Two days after a Saturday wedding, the working drive on my main editing computer started clicking. Within an hour, it was dead. The wedding folder had eight hours of ceremony, reception, and prep footage on it. If that drive had been my only copy, I would have been calling a couple to tell them their wedding film was gone. It was not gone because I follow the 3-2-1 backup rule. The drive that died was one of three copies, on one of two media types, and the third copy was already in the cloud.
The 3-2-1 rule is the standard used by enterprise IT teams, professional photographers, and serious videographers. The full statement is three copies of every file, on two different types of media, with one copy stored offsite. The reason it has lasted as a standard is that no single failure mode kills you. Drive dies. Computer gets stolen. House floods. Each of those scenarios is survivable if you have the system in place. None of them are survivable if you do not.
Here is how I run it. The card comes out of the camera at the end of every shoot. The first copy goes onto my main working drive, which is a 4 terabyte LaCie Rugged at $200 that lives on my desk. The second copy goes onto a 4 terabyte Samsung T7 Shield at $190 that I keep in my camera bag. Same files. Different physical drive. Different brand. Both copies happen the same night before I sleep. This is non negotiable.
The third copy goes to the cloud. I use Backblaze at $9 per month for unlimited backup of one computer and one external drive. The first upload of a wedding takes about 8 to 12 hours over a decent home connection. After that, only changes upload, which takes minutes. I have used Backblaze, Carbonite, and iDrive over the years. They all work. The point is having one of them. Without an offsite copy, a house fire takes everything you own.
The two media types rule deserves more thought than people give it. Two SSDs both made in the same factory in the same week can fail for the same reason. The right pairing is a spinning hard drive plus an SSD, or a local drive plus a cloud copy. The cloud counts as a second media type because the failure modes are completely different from a physical drive. Drives die from heat, drops, and surges. Cloud copies die from billing problems and account lockouts. Mixing them is the protection.

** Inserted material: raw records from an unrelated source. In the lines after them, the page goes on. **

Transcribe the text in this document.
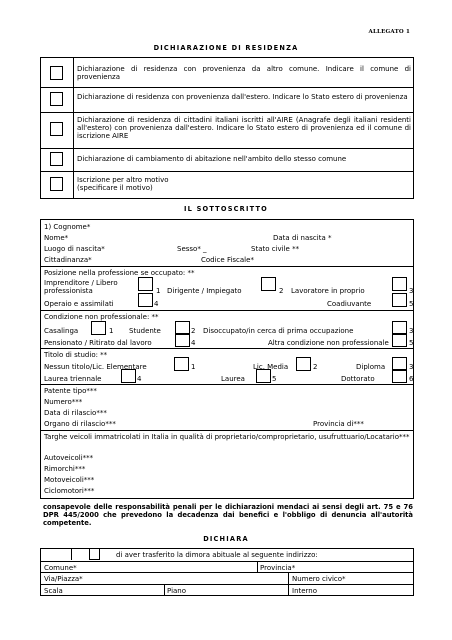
ALLEGATO 1
DICHIARAZIONE DI RESIDENZA
Dichiarazione di residenza con provenienza da altro comune. Indicare il comune di provenienza
Dichiarazione di residenza con provenienza dall'estero. Indicare lo Stato estero di provenienza
Dichiarazione di residenza di cittadini italiani iscritti all'AIRE (Anagrafe degli italiani residenti all'estero) con provenienza dall'estero. Indicare lo Stato estero di provenienza ed il comune di iscrizione AIRE
Dichiarazione di cambiamento di abitazione nell'ambito dello stesso comune
Iscrizione per altro motivo (specificare il motivo)
IL SOTTOSCRITTO
1) Cognome*
Nome*	Data di nascita *
Luogo di nascita*	Sesso* _	Stato civile **
Cittadinanza*	Codice Fiscale*
Posizione nella professione se occupato: **
Imprenditore / Libero professionista	1 Dirigente / Impiegato	2 Lavoratore in proprio	3
Operaio e assimilati	4	Coadiuvante	5
Condizione non professionale: **
Casalinga	1 Studente	2 Disoccupato/in cerca di prima occupazione	3
Pensionato / Ritirato dal lavoro	4	Altra condizione non professionale	5
Titolo di studio: **
Nessun titolo/Lic. Elementare	1	Lic. Media	2	Diploma	3
Laurea triennale	4	Laurea	5	Dottorato	6
Patente tipo***
Numero***
Data di rilascio***
Organo di rilascio***	Provincia di***
Targhe veicoli immatricolati in Italia in qualità di proprietario/comproprietario, usufruttuario/Locatario***
Autoveicoli***
Rimorchi***
Motoveicoli***
Ciclomotori***
consapevole delle responsabilità penali per le dichiarazioni mendaci ai sensi degli art. 75 e 76 DPR 445/2000 che prevedono la decadenza dai benefici e l'obbligo di denuncia all'autorità competente.
DICHIARA
di aver trasferito la dimora abituale al seguente indirizzo:
Comune*	Provincia*
Via/Piazza*	Numero civico*
Scala	Piano	Interno
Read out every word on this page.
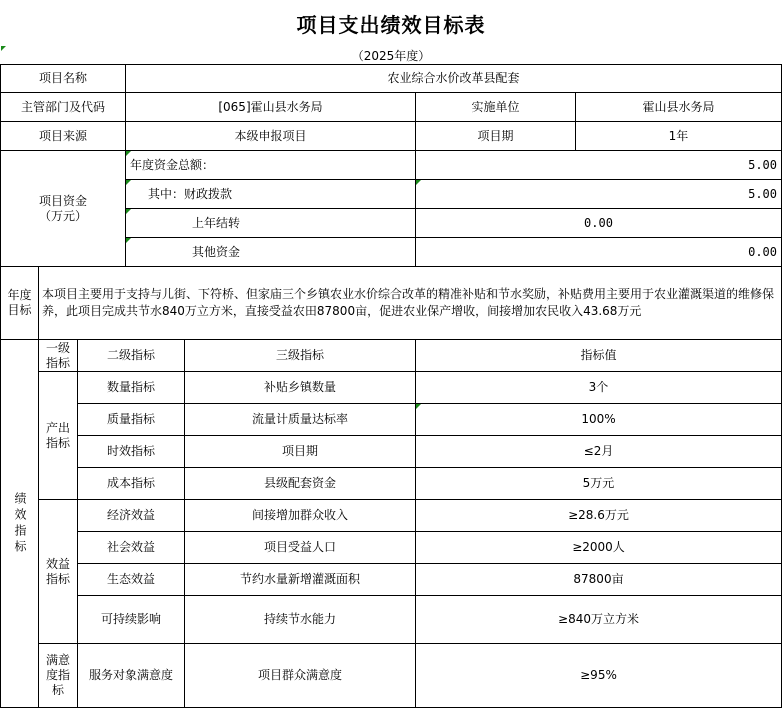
项目支出绩效目标表
（2025年度）
项目名称	农业综合水价改革县配套
主管部门及代码	[065]霍山县水务局	实施单位	霍山县水务局
项目来源	本级申报项目	项目期	1年
项目资金
（万元）
年度资金总额：	5.00
其中：财政拨款	5.00
上年结转	0.00
其他资金	0.00
年度
目标
本项目主要用于支持与儿街、下符桥、但家庙三个乡镇农业水价综合改革的精准补贴和节水奖励，补贴费用主要用于农业灌溉渠道的维修保养，此项目完成共节水840万立方米，直接受益农田87800亩，促进农业保产增收，间接增加农民收入43.68万元
绩效指标
一级
指标
二级指标	三级指标	指标值
产出
指标
效益
指标
满意
度指
标
数量指标	补贴乡镇数量	3个
质量指标	流量计质量达标率	100%
时效指标	项目期	≤2月
成本指标	县级配套资金	5万元
经济效益	间接增加群众收入	≥28.6万元
社会效益	项目受益人口	≥2000人
生态效益	节约水量新增灌溉面积	87800亩
可持续影响	持续节水能力	≥840万立方米
服务对象满意度	项目群众满意度	≥95%
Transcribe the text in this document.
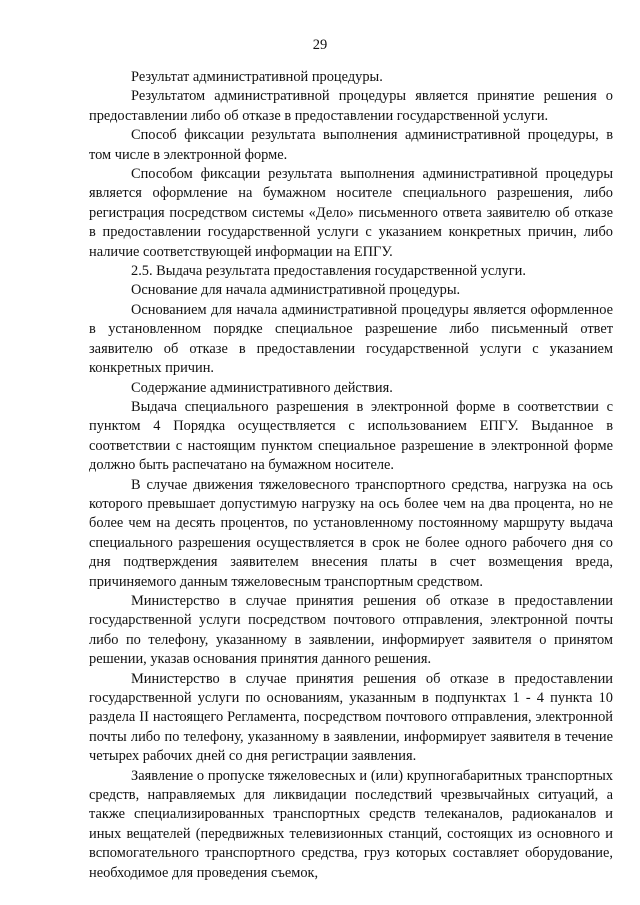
29

Результат административной процедуры.

Результатом административной процедуры является принятие решения о предоставлении либо об отказе в предоставлении государственной услуги.

Способ фиксации результата выполнения административной процедуры, в том числе в электронной форме.

Способом фиксации результата выполнения административной процедуры является оформление на бумажном носителе специального разрешения, либо регистрация посредством системы «Дело» письменного ответа заявителю об отказе в предоставлении государственной услуги с указанием конкретных причин, либо наличие соответствующей информации на ЕПГУ.

2.5. Выдача результата предоставления государственной услуги.

Основание для начала административной процедуры.

Основанием для начала административной процедуры является оформленное в установленном порядке специальное разрешение либо письменный ответ заявителю об отказе в предоставлении государственной услуги с указанием конкретных причин.

Содержание административного действия.

Выдача специального разрешения в электронной форме в соответствии с пунктом 4 Порядка осуществляется с использованием ЕПГУ. Выданное в соответствии с настоящим пунктом специальное разрешение в электронной форме должно быть распечатано на бумажном носителе.

В случае движения тяжеловесного транспортного средства, нагрузка на ось которого превышает допустимую нагрузку на ось более чем на два процента, но не более чем на десять процентов, по установленному постоянному маршруту выдача специального разрешения осуществляется в срок не более одного рабочего дня со дня подтверждения заявителем внесения платы в счет возмещения вреда, причиняемого данным тяжеловесным транспортным средством.

Министерство в случае принятия решения об отказе в предоставлении государственной услуги посредством почтового отправления, электронной почты либо по телефону, указанному в заявлении, информирует заявителя о принятом решении, указав основания принятия данного решения.

Министерство в случае принятия решения об отказе в предоставлении государственной услуги по основаниям, указанным в подпунктах 1 - 4 пункта 10 раздела II настоящего Регламента, посредством почтового отправления, электронной почты либо по телефону, указанному в заявлении, информирует заявителя в течение четырех рабочих дней со дня регистрации заявления.

Заявление о пропуске тяжеловесных и (или) крупногабаритных транспортных средств, направляемых для ликвидации последствий чрезвычайных ситуаций, а также специализированных транспортных средств телеканалов, радиоканалов и иных вещателей (передвижных телевизионных станций, состоящих из основного и вспомогательного транспортного средства, груз которых составляет оборудование, необходимое для проведения съемок,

Workflow matters as much as the gear. The day of a shoot, I do five things in order before I close out. Card 1 ingests to the working drive with a checksum verification through Hedge or ShotPut Pro. Card 2 ingests to the same drive. Both cards then back up to the second physical drive. Backblaze automatically picks up the changes overnight. The next morning I confirm the cloud upload completed before I reformat any cards. Cards stay full until I have visual proof of three good copies.
The mistake most early videographers make is assuming one copy is enough because the card is still in the bag. Cards corrupt during ingest. Drives die during transfer. The window between shoot and three good copies is the most dangerous time in any project. Treating the card as a backup is wishful thinking. The card gets reformatted for the next shoot. It is not a long term storage device.
Cost is what stops most people. The honest math is about $500 in drives upfront for a 4 terabyte working setup, plus $9 per month for cloud. That is $608 in year one to protect projects that are billing thousands of dollars each. If you are charging $3,500 for a wedding, the protection cost is less than 20 percent of one job. There is no professional argument for not running this system once you are charging real money.
I have had three drive failures in eight years. None of them cost me a project. Two of the failures were on drives less than a year old. One was on a drive that had been working perfectly for four years and just stopped one Tuesday morning. Drive failure is not a question of if. It is a question of when. The 3-2-1 system is built around that fact.
Set this up this week. Buy a second physical drive if you do not have one. Sign up for Backblaze tonight. Run the first full backup overnight. Then sleep better. The peace of mind is worth more than the cost. The first time you have a drive die on you, you will understand why this is the rule the professionals follow.